Jackson County teamed up with six other counties to have what officials are calling a successful year but just because the calendar is about to turn to November, that doesn’t mean their efforts are over. Law enforcement in Southern Oregon and Northern California report a busy year tracking down illegally grown marijuana this harvest season.
“159.5 million dollars worth of marijuana was taken out of Jackson county and our region, our summer task force region,” said Andrea Carlson, the Jackson County Sheriff’s Office Public Information Officer.
The Jackson County Sheriff’s Office says about 50 grows were investigated this year in the seven county region of the summer task force. In it’s third year the Sheriff’s Office says the task force was busier than in 2011.
“This year it’s definitely back so we know as we continue to push on the illegal drug growers that are moving here to grow in our region that we continue to make an impact they come back every year and we continue to take it from them,” said Carlson.
Jackson County officials say number state wide are dropping but there work isn’t done.
“The state as a whole saw a lot less marijuana combined,” Carlson said. “Southern Oregon was definitely a hot spot for the year so it is a problem that we see in our region and we are doing everything we can to help curb it.”
The Siskiyou County Sheriff’s Office also reported a busy year as the marijuana harvest season winds down. Officials say they will sit down and look at improvements for next year.

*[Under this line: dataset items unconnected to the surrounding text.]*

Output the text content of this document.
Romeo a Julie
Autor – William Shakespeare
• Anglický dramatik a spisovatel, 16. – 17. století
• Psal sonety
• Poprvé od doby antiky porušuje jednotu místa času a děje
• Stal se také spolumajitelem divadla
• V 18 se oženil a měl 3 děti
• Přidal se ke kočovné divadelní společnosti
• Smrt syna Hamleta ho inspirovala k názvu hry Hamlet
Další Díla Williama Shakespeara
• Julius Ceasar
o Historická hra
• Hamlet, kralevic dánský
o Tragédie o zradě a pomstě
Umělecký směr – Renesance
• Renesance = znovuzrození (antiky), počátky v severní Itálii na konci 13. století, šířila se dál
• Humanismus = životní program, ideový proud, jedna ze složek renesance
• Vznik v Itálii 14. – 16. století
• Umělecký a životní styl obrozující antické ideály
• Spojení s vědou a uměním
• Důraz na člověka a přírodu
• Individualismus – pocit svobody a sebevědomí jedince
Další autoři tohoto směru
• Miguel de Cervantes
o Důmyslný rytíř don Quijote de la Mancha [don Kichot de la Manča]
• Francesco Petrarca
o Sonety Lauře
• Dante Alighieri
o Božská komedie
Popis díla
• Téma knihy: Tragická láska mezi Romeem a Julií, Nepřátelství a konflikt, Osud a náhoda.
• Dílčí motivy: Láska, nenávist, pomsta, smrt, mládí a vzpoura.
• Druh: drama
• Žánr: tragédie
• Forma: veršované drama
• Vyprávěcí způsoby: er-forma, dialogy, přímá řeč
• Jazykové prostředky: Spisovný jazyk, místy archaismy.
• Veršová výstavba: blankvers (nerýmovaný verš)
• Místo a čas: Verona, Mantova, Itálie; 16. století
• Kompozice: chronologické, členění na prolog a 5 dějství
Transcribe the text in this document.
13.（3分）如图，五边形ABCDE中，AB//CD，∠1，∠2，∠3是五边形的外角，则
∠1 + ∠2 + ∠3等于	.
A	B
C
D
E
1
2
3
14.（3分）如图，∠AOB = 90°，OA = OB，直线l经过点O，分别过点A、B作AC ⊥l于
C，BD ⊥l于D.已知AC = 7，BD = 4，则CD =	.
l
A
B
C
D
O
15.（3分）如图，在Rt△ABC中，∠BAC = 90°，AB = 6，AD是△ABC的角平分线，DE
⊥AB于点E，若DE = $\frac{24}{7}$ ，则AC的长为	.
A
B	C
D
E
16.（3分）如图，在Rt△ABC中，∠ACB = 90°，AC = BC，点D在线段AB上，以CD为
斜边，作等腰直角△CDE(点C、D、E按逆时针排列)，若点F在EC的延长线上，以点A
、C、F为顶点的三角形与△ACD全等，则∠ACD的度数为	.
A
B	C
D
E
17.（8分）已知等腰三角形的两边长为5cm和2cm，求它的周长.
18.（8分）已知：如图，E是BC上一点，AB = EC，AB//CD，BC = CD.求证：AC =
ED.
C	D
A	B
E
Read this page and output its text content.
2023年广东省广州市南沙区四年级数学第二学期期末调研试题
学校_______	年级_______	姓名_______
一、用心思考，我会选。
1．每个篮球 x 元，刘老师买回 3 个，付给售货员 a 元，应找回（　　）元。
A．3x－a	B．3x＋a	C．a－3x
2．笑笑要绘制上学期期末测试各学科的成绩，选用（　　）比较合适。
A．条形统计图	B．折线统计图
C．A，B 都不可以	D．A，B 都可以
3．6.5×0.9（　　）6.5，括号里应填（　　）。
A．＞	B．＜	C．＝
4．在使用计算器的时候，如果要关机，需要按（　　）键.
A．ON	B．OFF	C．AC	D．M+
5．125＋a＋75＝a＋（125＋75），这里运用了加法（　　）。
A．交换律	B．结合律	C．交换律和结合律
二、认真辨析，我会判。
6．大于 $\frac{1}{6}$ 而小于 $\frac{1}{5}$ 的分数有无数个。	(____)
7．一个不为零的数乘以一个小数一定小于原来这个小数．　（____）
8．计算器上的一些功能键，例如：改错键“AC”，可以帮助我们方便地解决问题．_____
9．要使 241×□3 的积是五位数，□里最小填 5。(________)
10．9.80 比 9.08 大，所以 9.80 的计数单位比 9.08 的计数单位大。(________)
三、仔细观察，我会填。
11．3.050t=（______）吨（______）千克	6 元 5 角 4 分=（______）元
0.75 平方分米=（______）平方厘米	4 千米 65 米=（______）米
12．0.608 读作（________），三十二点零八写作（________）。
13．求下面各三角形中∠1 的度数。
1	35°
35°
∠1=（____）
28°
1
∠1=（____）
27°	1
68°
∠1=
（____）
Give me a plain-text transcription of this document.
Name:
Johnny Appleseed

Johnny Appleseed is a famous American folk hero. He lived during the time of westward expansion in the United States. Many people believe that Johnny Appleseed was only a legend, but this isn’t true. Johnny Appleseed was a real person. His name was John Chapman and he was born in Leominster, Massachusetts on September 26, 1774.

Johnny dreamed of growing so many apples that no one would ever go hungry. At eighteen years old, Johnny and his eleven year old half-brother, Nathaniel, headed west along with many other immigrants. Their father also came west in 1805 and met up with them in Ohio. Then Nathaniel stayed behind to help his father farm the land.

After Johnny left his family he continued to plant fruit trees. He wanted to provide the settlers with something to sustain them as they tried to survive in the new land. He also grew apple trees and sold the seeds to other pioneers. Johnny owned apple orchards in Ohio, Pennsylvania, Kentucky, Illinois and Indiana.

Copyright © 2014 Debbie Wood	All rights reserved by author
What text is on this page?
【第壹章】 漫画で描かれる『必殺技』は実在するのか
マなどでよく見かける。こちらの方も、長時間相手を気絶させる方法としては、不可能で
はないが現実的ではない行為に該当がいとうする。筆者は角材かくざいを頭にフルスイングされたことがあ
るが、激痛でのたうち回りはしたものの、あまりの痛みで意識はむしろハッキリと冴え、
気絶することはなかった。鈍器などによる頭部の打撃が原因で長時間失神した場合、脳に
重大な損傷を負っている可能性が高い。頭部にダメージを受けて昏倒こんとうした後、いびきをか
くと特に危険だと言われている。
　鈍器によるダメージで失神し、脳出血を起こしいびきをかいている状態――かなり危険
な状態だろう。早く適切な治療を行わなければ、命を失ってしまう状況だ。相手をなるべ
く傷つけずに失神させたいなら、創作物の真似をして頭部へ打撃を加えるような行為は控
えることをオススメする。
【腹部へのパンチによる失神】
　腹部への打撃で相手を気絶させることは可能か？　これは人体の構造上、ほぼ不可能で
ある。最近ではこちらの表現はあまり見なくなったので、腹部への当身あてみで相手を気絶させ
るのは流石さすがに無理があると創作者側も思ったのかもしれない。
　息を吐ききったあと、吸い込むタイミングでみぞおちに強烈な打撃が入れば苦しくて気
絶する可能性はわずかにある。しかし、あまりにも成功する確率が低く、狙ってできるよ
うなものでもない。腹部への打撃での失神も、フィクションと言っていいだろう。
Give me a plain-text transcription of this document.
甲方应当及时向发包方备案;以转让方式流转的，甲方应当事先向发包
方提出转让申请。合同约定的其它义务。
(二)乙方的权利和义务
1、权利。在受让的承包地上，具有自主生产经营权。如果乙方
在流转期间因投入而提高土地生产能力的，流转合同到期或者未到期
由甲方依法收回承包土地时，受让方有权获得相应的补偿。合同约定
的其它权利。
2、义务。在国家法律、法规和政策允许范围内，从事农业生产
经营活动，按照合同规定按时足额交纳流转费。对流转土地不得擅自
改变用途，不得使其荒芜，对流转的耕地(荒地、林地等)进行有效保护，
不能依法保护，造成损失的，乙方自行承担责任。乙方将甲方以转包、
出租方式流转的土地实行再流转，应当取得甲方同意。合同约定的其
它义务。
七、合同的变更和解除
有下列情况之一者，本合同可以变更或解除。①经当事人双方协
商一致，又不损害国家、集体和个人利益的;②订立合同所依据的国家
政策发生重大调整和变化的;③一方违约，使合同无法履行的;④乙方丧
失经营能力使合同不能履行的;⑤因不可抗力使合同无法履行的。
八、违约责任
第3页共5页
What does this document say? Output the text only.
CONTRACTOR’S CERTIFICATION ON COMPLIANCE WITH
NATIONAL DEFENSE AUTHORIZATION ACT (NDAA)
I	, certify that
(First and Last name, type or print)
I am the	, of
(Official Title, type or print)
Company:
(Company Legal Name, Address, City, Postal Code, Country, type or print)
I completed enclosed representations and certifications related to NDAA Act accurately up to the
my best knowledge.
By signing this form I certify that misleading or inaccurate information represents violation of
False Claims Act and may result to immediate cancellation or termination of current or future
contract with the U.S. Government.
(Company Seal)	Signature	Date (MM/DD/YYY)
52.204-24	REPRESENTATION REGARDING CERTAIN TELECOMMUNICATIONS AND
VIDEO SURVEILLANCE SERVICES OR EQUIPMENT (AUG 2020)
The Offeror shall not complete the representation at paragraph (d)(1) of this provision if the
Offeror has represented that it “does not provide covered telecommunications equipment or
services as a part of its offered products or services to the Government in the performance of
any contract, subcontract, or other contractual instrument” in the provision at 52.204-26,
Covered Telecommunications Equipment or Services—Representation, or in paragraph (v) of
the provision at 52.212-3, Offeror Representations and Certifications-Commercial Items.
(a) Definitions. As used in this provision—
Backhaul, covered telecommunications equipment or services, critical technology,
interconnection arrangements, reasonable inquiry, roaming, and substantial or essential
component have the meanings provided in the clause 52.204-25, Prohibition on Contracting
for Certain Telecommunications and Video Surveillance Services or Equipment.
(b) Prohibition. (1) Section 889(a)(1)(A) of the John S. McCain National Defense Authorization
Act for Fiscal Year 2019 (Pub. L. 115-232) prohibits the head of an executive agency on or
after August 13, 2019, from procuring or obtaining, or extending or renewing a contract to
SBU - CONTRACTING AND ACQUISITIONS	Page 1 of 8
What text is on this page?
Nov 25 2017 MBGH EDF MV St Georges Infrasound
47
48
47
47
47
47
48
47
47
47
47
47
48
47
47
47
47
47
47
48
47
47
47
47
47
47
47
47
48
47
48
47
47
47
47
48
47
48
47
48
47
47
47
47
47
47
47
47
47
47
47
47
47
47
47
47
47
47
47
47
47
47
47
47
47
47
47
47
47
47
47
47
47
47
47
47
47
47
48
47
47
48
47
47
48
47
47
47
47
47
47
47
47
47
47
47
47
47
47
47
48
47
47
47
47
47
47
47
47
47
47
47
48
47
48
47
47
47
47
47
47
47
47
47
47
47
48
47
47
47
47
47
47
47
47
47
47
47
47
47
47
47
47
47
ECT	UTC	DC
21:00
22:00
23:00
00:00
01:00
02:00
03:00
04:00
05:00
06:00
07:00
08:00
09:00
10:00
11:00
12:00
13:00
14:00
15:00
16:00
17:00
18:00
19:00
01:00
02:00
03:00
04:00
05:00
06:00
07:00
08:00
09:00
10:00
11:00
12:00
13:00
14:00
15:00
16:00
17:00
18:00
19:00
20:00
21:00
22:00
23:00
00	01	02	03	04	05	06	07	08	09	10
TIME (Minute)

“The team sits down and they always concentrate on what they can do to keep themselves safer, keep the forests safer and keep the community safer overall,” said Allison Giannini, with the Siskiyou County Sheriff’s Office.
Officials with the Siskiyou County Sheriff’s Department say that just like ranchers and farmers those involved with drug cartels will be making preparations for next year.
“Even though we are now switching over and winter’s coming, that doesn’t mean that cartel members and those types of activities aren’t still going on,” Giannini said.
Siskiyou County said the focus now shifts to indoor marijuana grows which are more difficult to track down.